Although these results are promising for treatment of pulmonary cGVHD manifestations, administration of 79-6 did not significantly alter disease progression in liver or colon or in a sclerodermatous model of skin cGVHD. It is also notable that although genetic deficiency of bcl6 in either the donor T-cell or donor B-cell compartment pretransplant prevented both GC B-cell and Tfh-cell expansion posttransplant, treatment of active cGVHD with 79-6 resulted in a substantial reduction in splenic GC B cells only without impacting the number of Tfh cells. The results highlight the importance of cross talk between these two populations in cGVHD pathogenesis, while also suggesting that GC B cells may either be the more relevant population or perhaps an easier population to control once cGVHD has been established. Interestingly though, although treatment with 79-6 did not reduce the total number of Tfh cells, an increase in the ratio of T follicular regulatory (Tfr) cells to Tfh cells was observed in some mice after treatment, suggesting that administration of 79-6 may be able to induce an expansion of Tfr cells in mice with active cGVHD.

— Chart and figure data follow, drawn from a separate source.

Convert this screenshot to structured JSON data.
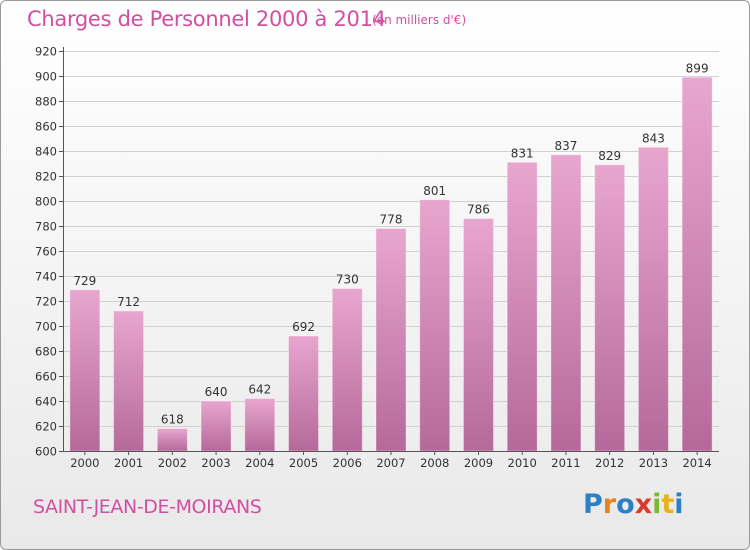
{
  "title": "Charges de Personnel 2000 à 2014",
  "subtitle": "(en milliers d'€)",
  "commune": "SAINT-JEAN-DE-MOIRANS",
  "logo": {
    "letters": [
      {
        "ch": "P",
        "color": "#2f7fc4"
      },
      {
        "ch": "r",
        "color": "#e9821c"
      },
      {
        "ch": "o",
        "color": "#2f7fc4"
      },
      {
        "ch": "x",
        "color": "#d83a2e"
      },
      {
        "ch": "i",
        "color": "#7bb83a"
      },
      {
        "ch": "t",
        "color": "#e9b21c"
      },
      {
        "ch": "i",
        "color": "#2f7fc4"
      }
    ]
  },
  "colors": {
    "bar_top": "#e8a6cf",
    "bar_bottom": "#b5699a",
    "accent": "#d24fa0",
    "grid": "#d0d0d0",
    "text": "#333333"
  },
  "chart_data": {
    "type": "bar",
    "categories": [
      "2000",
      "2001",
      "2002",
      "2003",
      "2004",
      "2005",
      "2006",
      "2007",
      "2008",
      "2009",
      "2010",
      "2011",
      "2012",
      "2013",
      "2014"
    ],
    "values": [
      729,
      712,
      618,
      640,
      642,
      692,
      730,
      778,
      801,
      786,
      831,
      837,
      829,
      843,
      899
    ],
    "data_labels": [
      "729",
      "712",
      "618",
      "640",
      "642",
      "692",
      "730",
      "778",
      "801",
      "786",
      "831",
      "837",
      "829",
      "843",
      "899"
    ],
    "ylim": [
      600,
      920
    ],
    "yticks": [
      600,
      620,
      640,
      660,
      680,
      700,
      720,
      740,
      760,
      780,
      800,
      820,
      840,
      860,
      880,
      900,
      920
    ],
    "grid": true,
    "xlabel": "",
    "ylabel": ""
  }
}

Overall, the findings presented by Paz and colleagues represent an exciting step forward in developing a new treatment for cGVHD with lung involvement, as well as generating new insights into cGVHD pathogenesis. It will be very interesting for future studies to expand on, validate, and translate this work, testing if 79-6 can also be effective as cGVHD pharmacologic prophylaxis and delving deeper into the molecular mechanisms underlying its ability to reverse lung cGVHD.

Footnotes

  • Conflict-of-interest disclosure: A.M.H. has performed consulting for Ziopharm and Nexus Global Group. P.V. declares no competing financial interests.